Ecology, Agricultural and Biological Sciences (miscellaneous), Ecology, Evolution, Behavior and Systematics

Abstract

Background: Pasteuria penetrans is a nonculturable bacterium that obligately parasitizes several species of phytopathogenic nematodes. Unknown endogenous female, plant or microbial reproductive factors are indispensable for multiplication and endospore formation of P. penetrans. Objective: To characterize P. penetrans endospores by 16S rRNA gene sequencing in samples from infected adult female Meloidogyne javanica and microbiota of infected and uninfected adult female M. javanica with P. penetrans by high-throughput sequencing of the V4 hypervariable region of the 16S rRNA gene. Methodology: Infected roots were collected from grapevines; fresh infective juvenile nematodes (J2) were extracted for P. penetrans endospore fixation and inoculation into tomato plants. Genomic and metagenomic DNA from infected and uninfected adult females of M. javanica was extracted for sequencing by sequencing the V4 region of the 16S rRNA gene of P. penetrans and its bacterial microbiome.

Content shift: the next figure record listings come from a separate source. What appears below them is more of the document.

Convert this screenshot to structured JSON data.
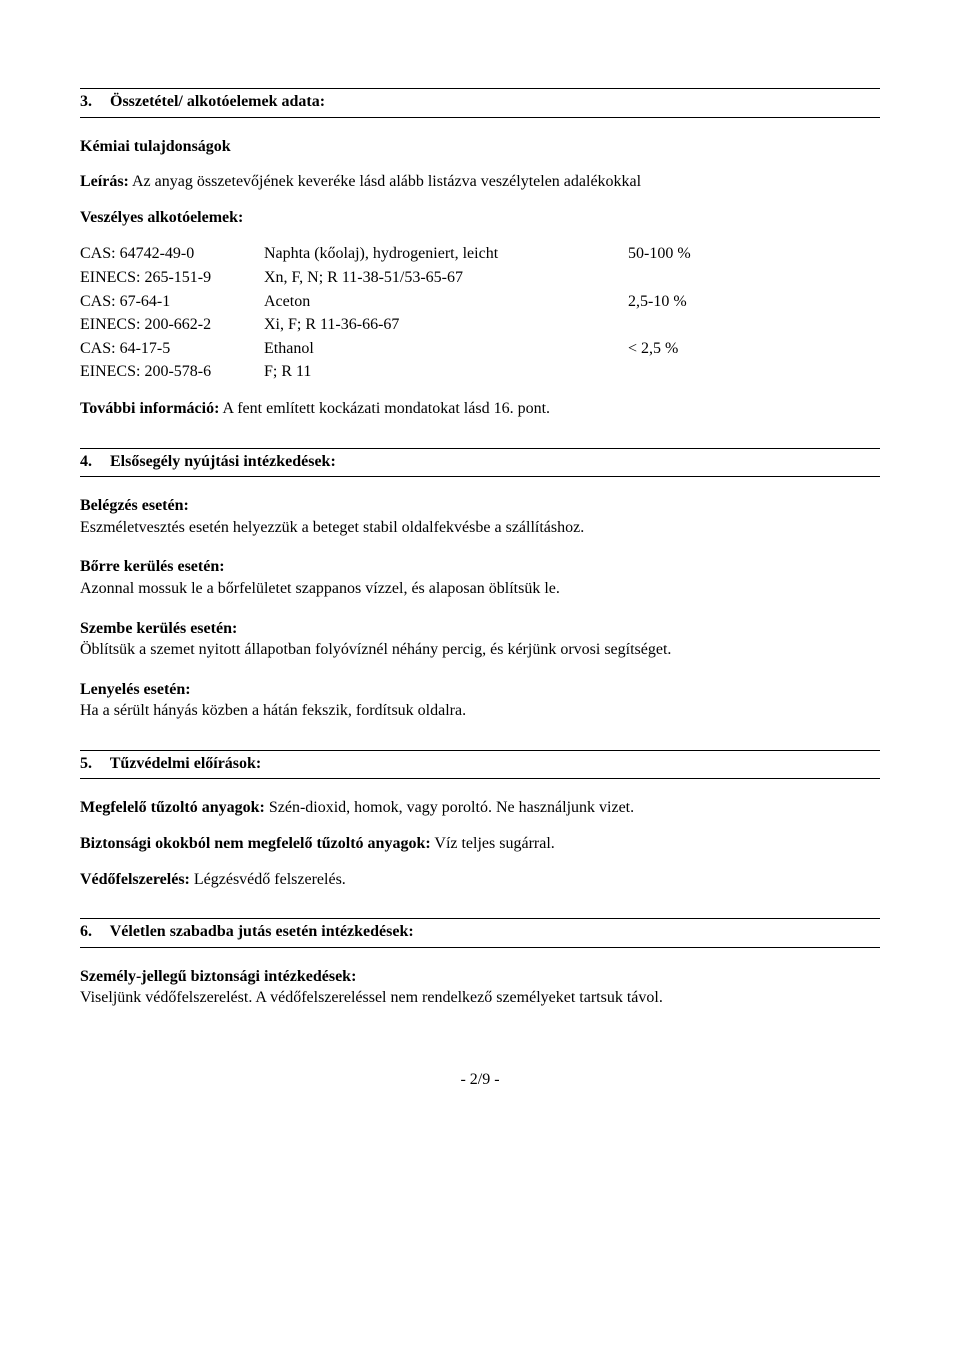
{
  "section3": {
    "num": "3.",
    "title": "Összetétel/ alkotóelemek adata:",
    "subtitle": "Kémiai tulajdonságok",
    "leiras_label": "Leírás:",
    "leiras_text": " Az anyag összetevőjének keveréke lásd alább listázva veszélytelen adalékokkal",
    "hazard_label": "Veszélyes alkotóelemek:",
    "rows": [
      {
        "c1": "CAS: 64742-49-0",
        "c2": "Naphta (kőolaj), hydrogeniert, leicht",
        "c3": "50-100 %"
      },
      {
        "c1": "EINECS: 265-151-9",
        "c2": "Xn, F, N; R 11-38-51/53-65-67",
        "c3": ""
      },
      {
        "c1": "CAS: 67-64-1",
        "c2": "Aceton",
        "c3": "2,5-10 %"
      },
      {
        "c1": "EINECS: 200-662-2",
        "c2": "Xi, F; R 11-36-66-67",
        "c3": ""
      },
      {
        "c1": "CAS: 64-17-5",
        "c2": "Ethanol",
        "c3": "< 2,5 %"
      },
      {
        "c1": "EINECS: 200-578-6",
        "c2": "F; R 11",
        "c3": ""
      }
    ],
    "more_label": "További információ:",
    "more_text": " A fent említett kockázati mondatokat lásd 16. pont."
  },
  "section4": {
    "num": "4.",
    "title": "Elsősegély nyújtási intézkedések:",
    "inhale_label": "Belégzés esetén:",
    "inhale_text": "Eszméletvesztés esetén helyezzük a beteget stabil oldalfekvésbe a szállításhoz.",
    "skin_label": "Bőrre kerülés esetén:",
    "skin_text": "Azonnal mossuk le a bőrfelületet szappanos vízzel, és alaposan öblítsük le.",
    "eye_label": "Szembe kerülés esetén:",
    "eye_text": "Öblítsük a szemet nyitott állapotban folyóvíznél néhány percig, és kérjünk orvosi segítséget.",
    "ingest_label": "Lenyelés esetén:",
    "ingest_text": "Ha a sérült hányás közben a hátán fekszik, fordítsuk oldalra."
  },
  "section5": {
    "num": "5.",
    "title": "Tűzvédelmi előírások:",
    "suitable_label": "Megfelelő tűzoltó anyagok:",
    "suitable_text": " Szén-dioxid, homok, vagy poroltó. Ne használjunk vizet.",
    "unsuitable_label": "Biztonsági okokból nem megfelelő tűzoltó anyagok:",
    "unsuitable_text": " Víz teljes sugárral.",
    "protect_label": "Védőfelszerelés:",
    "protect_text": " Légzésvédő felszerelés."
  },
  "section6": {
    "num": "6.",
    "title": "Véletlen szabadba jutás esetén intézkedések:",
    "personal_label": "Személy-jellegű biztonsági intézkedések:",
    "personal_text": "Viseljünk védőfelszerelést. A védőfelszereléssel nem rendelkező személyeket tartsuk távol."
  },
  "footer": "- 2/9 -"
}
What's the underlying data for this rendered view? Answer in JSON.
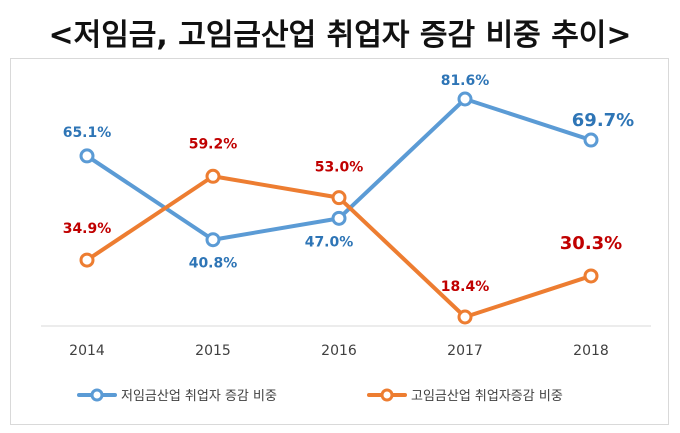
{
  "title": "<저임금, 고임금산업 취업자 증감 비중 추이>",
  "chart_data": {
    "type": "line",
    "categories": [
      "2014",
      "2015",
      "2016",
      "2017",
      "2018"
    ],
    "ylim": [
      0,
      100
    ],
    "grid": false,
    "legend_position": "bottom",
    "series": [
      {
        "name": "저임금산업 취업자 증감 비중",
        "color": "#5B9BD5",
        "label_color": "#2E75B6",
        "values": [
          65.1,
          40.8,
          47.0,
          81.6,
          69.7
        ],
        "labels": [
          "65.1%",
          "40.8%",
          "47.0%",
          "81.6%",
          "69.7%"
        ]
      },
      {
        "name": "고임금산업 취업자증감 비중",
        "color": "#ED7D31",
        "label_color": "#C00000",
        "values": [
          34.9,
          59.2,
          53.0,
          18.4,
          30.3
        ],
        "labels": [
          "34.9%",
          "59.2%",
          "53.0%",
          "18.4%",
          "30.3%"
        ]
      }
    ]
  }
}
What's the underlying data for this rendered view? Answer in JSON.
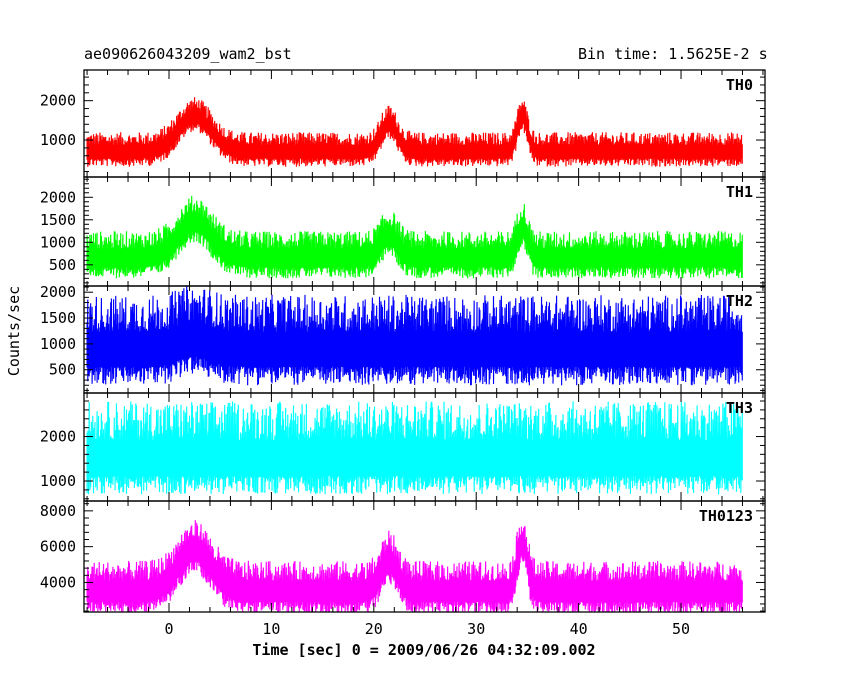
{
  "chart_data": {
    "type": "line",
    "title_left": "ae090626043209_wam2_bst",
    "title_right": "Bin time: 1.5625E-2 s",
    "ylabel": "Counts/sec",
    "xlabel": "Time [sec] 0 = 2009/06/26 04:32:09.002",
    "xlim": [
      -8.3,
      58.2
    ],
    "x_range": [
      -8.0,
      56.0
    ],
    "x_ticks": [
      0,
      10,
      20,
      30,
      40,
      50
    ],
    "x_tick_labels": [
      "0",
      "10",
      "20",
      "30",
      "40",
      "50"
    ],
    "panels": [
      {
        "name": "TH0",
        "color": "#ff0000",
        "ylim": [
          60,
          2780
        ],
        "y_ticks": [
          1000,
          2000
        ],
        "y_tick_labels": [
          "1000",
          "2000"
        ],
        "baseline": 700,
        "noise_high": 500,
        "noise_low": 380,
        "bursts": [
          {
            "t": 2.5,
            "width": 1.6,
            "amp": 900
          },
          {
            "t": 21.5,
            "width": 0.8,
            "amp": 700
          },
          {
            "t": 34.5,
            "width": 0.5,
            "amp": 900
          }
        ]
      },
      {
        "name": "TH1",
        "color": "#00ff00",
        "ylim": [
          30,
          2450
        ],
        "y_ticks": [
          500,
          1000,
          1500,
          2000
        ],
        "y_tick_labels": [
          "500",
          "1000",
          "1500",
          "2000"
        ],
        "baseline": 650,
        "noise_high": 600,
        "noise_low": 450,
        "bursts": [
          {
            "t": 2.5,
            "width": 1.6,
            "amp": 800
          },
          {
            "t": 21.5,
            "width": 0.8,
            "amp": 500
          },
          {
            "t": 34.5,
            "width": 0.5,
            "amp": 700
          }
        ]
      },
      {
        "name": "TH2",
        "color": "#0000ff",
        "ylim": [
          50,
          2120
        ],
        "y_ticks": [
          500,
          1000,
          1500,
          2000
        ],
        "y_tick_labels": [
          "500",
          "1000",
          "1500",
          "2000"
        ],
        "baseline": 850,
        "noise_high": 1100,
        "noise_low": 650,
        "bursts": [
          {
            "t": 2.5,
            "width": 1.5,
            "amp": 200
          }
        ]
      },
      {
        "name": "TH3",
        "color": "#00ffff",
        "ylim": [
          550,
          2980
        ],
        "y_ticks": [
          1000,
          2000
        ],
        "y_tick_labels": [
          "1000",
          "2000"
        ],
        "baseline": 1450,
        "noise_high": 1350,
        "noise_low": 750,
        "bursts": []
      },
      {
        "name": "TH0123",
        "color": "#ff00ff",
        "ylim": [
          2350,
          8550
        ],
        "y_ticks": [
          4000,
          6000,
          8000
        ],
        "y_tick_labels": [
          "4000",
          "6000",
          "8000"
        ],
        "baseline": 3500,
        "noise_high": 1700,
        "noise_low": 1300,
        "bursts": [
          {
            "t": 2.5,
            "width": 1.6,
            "amp": 2300
          },
          {
            "t": 21.5,
            "width": 0.8,
            "amp": 1700
          },
          {
            "t": 34.5,
            "width": 0.5,
            "amp": 2700
          }
        ]
      }
    ]
  }
}
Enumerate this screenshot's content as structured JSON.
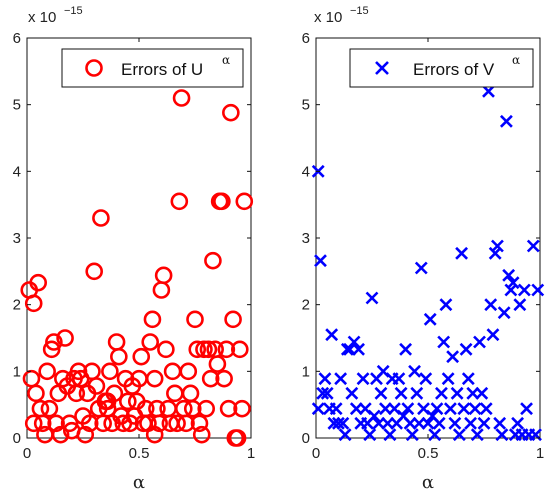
{
  "chart_data": [
    {
      "type": "scatter",
      "xlabel": "α",
      "ylabel": "",
      "xlim": [
        0,
        1
      ],
      "ylim": [
        0,
        6
      ],
      "x_ticks": [
        "0",
        "0.5",
        "1"
      ],
      "y_ticks": [
        "0",
        "1",
        "2",
        "3",
        "4",
        "5",
        "6"
      ],
      "scale_label": "x 10",
      "scale_exponent": "−15",
      "legend_placement": "top-right",
      "marker": "circle",
      "color": "#ff0000",
      "series": [
        {
          "legend_text": "Errors of U",
          "legend_superscript": "α",
          "points": [
            [
              0.01,
              2.22
            ],
            [
              0.03,
              2.02
            ],
            [
              0.05,
              2.33
            ],
            [
              0.02,
              0.89
            ],
            [
              0.04,
              0.67
            ],
            [
              0.06,
              0.44
            ],
            [
              0.07,
              0.22
            ],
            [
              0.03,
              0.22
            ],
            [
              0.09,
              1.0
            ],
            [
              0.11,
              1.33
            ],
            [
              0.12,
              1.44
            ],
            [
              0.1,
              0.44
            ],
            [
              0.13,
              0.22
            ],
            [
              0.14,
              0.67
            ],
            [
              0.16,
              0.89
            ],
            [
              0.17,
              1.5
            ],
            [
              0.18,
              0.78
            ],
            [
              0.19,
              0.22
            ],
            [
              0.2,
              0.11
            ],
            [
              0.21,
              0.89
            ],
            [
              0.22,
              0.67
            ],
            [
              0.23,
              1.0
            ],
            [
              0.24,
              0.89
            ],
            [
              0.25,
              0.33
            ],
            [
              0.26,
              0.05
            ],
            [
              0.28,
              0.22
            ],
            [
              0.29,
              1.0
            ],
            [
              0.3,
              2.5
            ],
            [
              0.31,
              0.78
            ],
            [
              0.32,
              0.44
            ],
            [
              0.33,
              3.3
            ],
            [
              0.34,
              0.22
            ],
            [
              0.35,
              0.55
            ],
            [
              0.36,
              0.44
            ],
            [
              0.38,
              0.22
            ],
            [
              0.39,
              0.67
            ],
            [
              0.4,
              1.44
            ],
            [
              0.41,
              1.22
            ],
            [
              0.42,
              0.33
            ],
            [
              0.43,
              0.22
            ],
            [
              0.44,
              0.89
            ],
            [
              0.45,
              0.55
            ],
            [
              0.46,
              0.22
            ],
            [
              0.47,
              0.78
            ],
            [
              0.48,
              0.33
            ],
            [
              0.49,
              0.55
            ],
            [
              0.5,
              0.89
            ],
            [
              0.51,
              1.22
            ],
            [
              0.52,
              0.22
            ],
            [
              0.53,
              0.44
            ],
            [
              0.54,
              0.22
            ],
            [
              0.55,
              1.44
            ],
            [
              0.56,
              1.78
            ],
            [
              0.57,
              0.89
            ],
            [
              0.58,
              0.44
            ],
            [
              0.59,
              0.22
            ],
            [
              0.6,
              2.22
            ],
            [
              0.61,
              2.44
            ],
            [
              0.62,
              1.33
            ],
            [
              0.63,
              0.44
            ],
            [
              0.64,
              0.22
            ],
            [
              0.65,
              1.0
            ],
            [
              0.66,
              0.67
            ],
            [
              0.67,
              0.22
            ],
            [
              0.68,
              3.55
            ],
            [
              0.69,
              5.1
            ],
            [
              0.7,
              0.44
            ],
            [
              0.71,
              0.22
            ],
            [
              0.72,
              1.0
            ],
            [
              0.73,
              0.67
            ],
            [
              0.74,
              0.44
            ],
            [
              0.75,
              1.78
            ],
            [
              0.76,
              1.33
            ],
            [
              0.77,
              0.22
            ],
            [
              0.78,
              0.05
            ],
            [
              0.79,
              1.33
            ],
            [
              0.8,
              0.44
            ],
            [
              0.81,
              1.33
            ],
            [
              0.82,
              0.89
            ],
            [
              0.83,
              2.66
            ],
            [
              0.84,
              1.33
            ],
            [
              0.85,
              1.11
            ],
            [
              0.86,
              3.55
            ],
            [
              0.87,
              3.55
            ],
            [
              0.88,
              0.89
            ],
            [
              0.89,
              1.33
            ],
            [
              0.9,
              0.44
            ],
            [
              0.91,
              4.88
            ],
            [
              0.92,
              1.78
            ],
            [
              0.93,
              0.0
            ],
            [
              0.94,
              0.0
            ],
            [
              0.95,
              1.33
            ],
            [
              0.96,
              0.44
            ],
            [
              0.97,
              3.55
            ],
            [
              0.15,
              0.05
            ],
            [
              0.27,
              0.67
            ],
            [
              0.37,
              1.0
            ],
            [
              0.08,
              0.05
            ],
            [
              0.57,
              0.05
            ],
            [
              0.36,
              0.55
            ]
          ]
        }
      ]
    },
    {
      "type": "scatter",
      "xlabel": "α",
      "ylabel": "",
      "xlim": [
        0,
        1
      ],
      "ylim": [
        0,
        6
      ],
      "x_ticks": [
        "0",
        "0.5",
        "1"
      ],
      "y_ticks": [
        "0",
        "1",
        "2",
        "3",
        "4",
        "5",
        "6"
      ],
      "scale_label": "x 10",
      "scale_exponent": "−15",
      "legend_placement": "top-right",
      "marker": "x",
      "color": "#0000ff",
      "series": [
        {
          "legend_text": "Errors of V",
          "legend_superscript": "α",
          "points": [
            [
              0.01,
              4.0
            ],
            [
              0.02,
              2.66
            ],
            [
              0.01,
              0.44
            ],
            [
              0.03,
              0.67
            ],
            [
              0.04,
              0.89
            ],
            [
              0.05,
              0.67
            ],
            [
              0.06,
              0.44
            ],
            [
              0.07,
              1.55
            ],
            [
              0.08,
              0.22
            ],
            [
              0.09,
              0.44
            ],
            [
              0.1,
              0.22
            ],
            [
              0.11,
              0.89
            ],
            [
              0.12,
              0.22
            ],
            [
              0.13,
              0.05
            ],
            [
              0.14,
              1.33
            ],
            [
              0.15,
              1.33
            ],
            [
              0.16,
              0.67
            ],
            [
              0.17,
              1.44
            ],
            [
              0.18,
              0.44
            ],
            [
              0.19,
              1.33
            ],
            [
              0.2,
              0.22
            ],
            [
              0.21,
              0.89
            ],
            [
              0.22,
              0.44
            ],
            [
              0.23,
              0.22
            ],
            [
              0.24,
              0.05
            ],
            [
              0.25,
              2.1
            ],
            [
              0.26,
              0.33
            ],
            [
              0.27,
              0.89
            ],
            [
              0.28,
              0.22
            ],
            [
              0.29,
              0.67
            ],
            [
              0.3,
              1.0
            ],
            [
              0.31,
              0.44
            ],
            [
              0.32,
              0.22
            ],
            [
              0.33,
              0.05
            ],
            [
              0.34,
              0.89
            ],
            [
              0.35,
              0.44
            ],
            [
              0.36,
              0.22
            ],
            [
              0.37,
              0.89
            ],
            [
              0.38,
              0.67
            ],
            [
              0.39,
              0.33
            ],
            [
              0.4,
              1.33
            ],
            [
              0.41,
              0.44
            ],
            [
              0.42,
              0.22
            ],
            [
              0.43,
              0.05
            ],
            [
              0.44,
              1.0
            ],
            [
              0.45,
              0.67
            ],
            [
              0.46,
              0.22
            ],
            [
              0.47,
              2.55
            ],
            [
              0.48,
              0.44
            ],
            [
              0.49,
              0.89
            ],
            [
              0.5,
              0.22
            ],
            [
              0.51,
              1.78
            ],
            [
              0.52,
              0.33
            ],
            [
              0.53,
              0.05
            ],
            [
              0.54,
              0.44
            ],
            [
              0.55,
              0.22
            ],
            [
              0.56,
              0.67
            ],
            [
              0.57,
              1.44
            ],
            [
              0.58,
              2.0
            ],
            [
              0.59,
              0.89
            ],
            [
              0.6,
              0.44
            ],
            [
              0.61,
              1.22
            ],
            [
              0.62,
              0.22
            ],
            [
              0.63,
              0.67
            ],
            [
              0.64,
              0.05
            ],
            [
              0.65,
              2.77
            ],
            [
              0.66,
              0.44
            ],
            [
              0.67,
              1.33
            ],
            [
              0.68,
              0.89
            ],
            [
              0.69,
              0.22
            ],
            [
              0.7,
              0.67
            ],
            [
              0.71,
              0.44
            ],
            [
              0.72,
              0.05
            ],
            [
              0.73,
              1.44
            ],
            [
              0.74,
              0.67
            ],
            [
              0.75,
              0.22
            ],
            [
              0.76,
              0.44
            ],
            [
              0.77,
              5.2
            ],
            [
              0.78,
              2.0
            ],
            [
              0.79,
              1.55
            ],
            [
              0.8,
              2.77
            ],
            [
              0.81,
              2.88
            ],
            [
              0.82,
              0.22
            ],
            [
              0.83,
              0.05
            ],
            [
              0.84,
              1.88
            ],
            [
              0.85,
              4.75
            ],
            [
              0.86,
              2.44
            ],
            [
              0.87,
              2.22
            ],
            [
              0.88,
              2.33
            ],
            [
              0.89,
              0.05
            ],
            [
              0.9,
              0.22
            ],
            [
              0.91,
              2.0
            ],
            [
              0.92,
              0.05
            ],
            [
              0.93,
              2.22
            ],
            [
              0.94,
              0.44
            ],
            [
              0.95,
              0.05
            ],
            [
              0.97,
              2.88
            ],
            [
              0.99,
              2.22
            ],
            [
              0.98,
              0.05
            ]
          ]
        }
      ]
    }
  ]
}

The generated sequences were processed using bioinformatics software for analyses of alpha and beta diversity indices of the bacterial microbiome. Results: An amplicon of 550 base pairs with 98% identity and homology to P. penetrans was obtained. The taxonomic profile revealed the highest bacterial diversity and richness in the microbiota related to infected adult females, with Proteobacteria occurring in both samples between 45 and 83%, followed by Firmicutes, Actinobacteria and Bacteroidetes with 19, 11 and 8% respectively at the phylum level. Likewise, the most abundant genera associated with the native microbiota of the adult nematode were identified as Pseudomonas, Flavobacterium and Chitinophaga at 82.5, 15 and 2%, respectively. In infected females, Paenibacillus, Pasteuria, Pseudomonas and Streptomyces were recorded with 45, 7, 6 and 5% respectively, the most abundant. Implications: The results suggest the existence of bacterial genera in infected M. javanica females involved in the in vivo development of P. penetrans endospores. Conclusions: This would reveal a reduction of Pseudomonas dominance favoring the colonization of different bacteria that cohabit with P. penetrans, being this change in the microbial composition a possible factor that favors the multiplication of P. penetrans endospores within the host.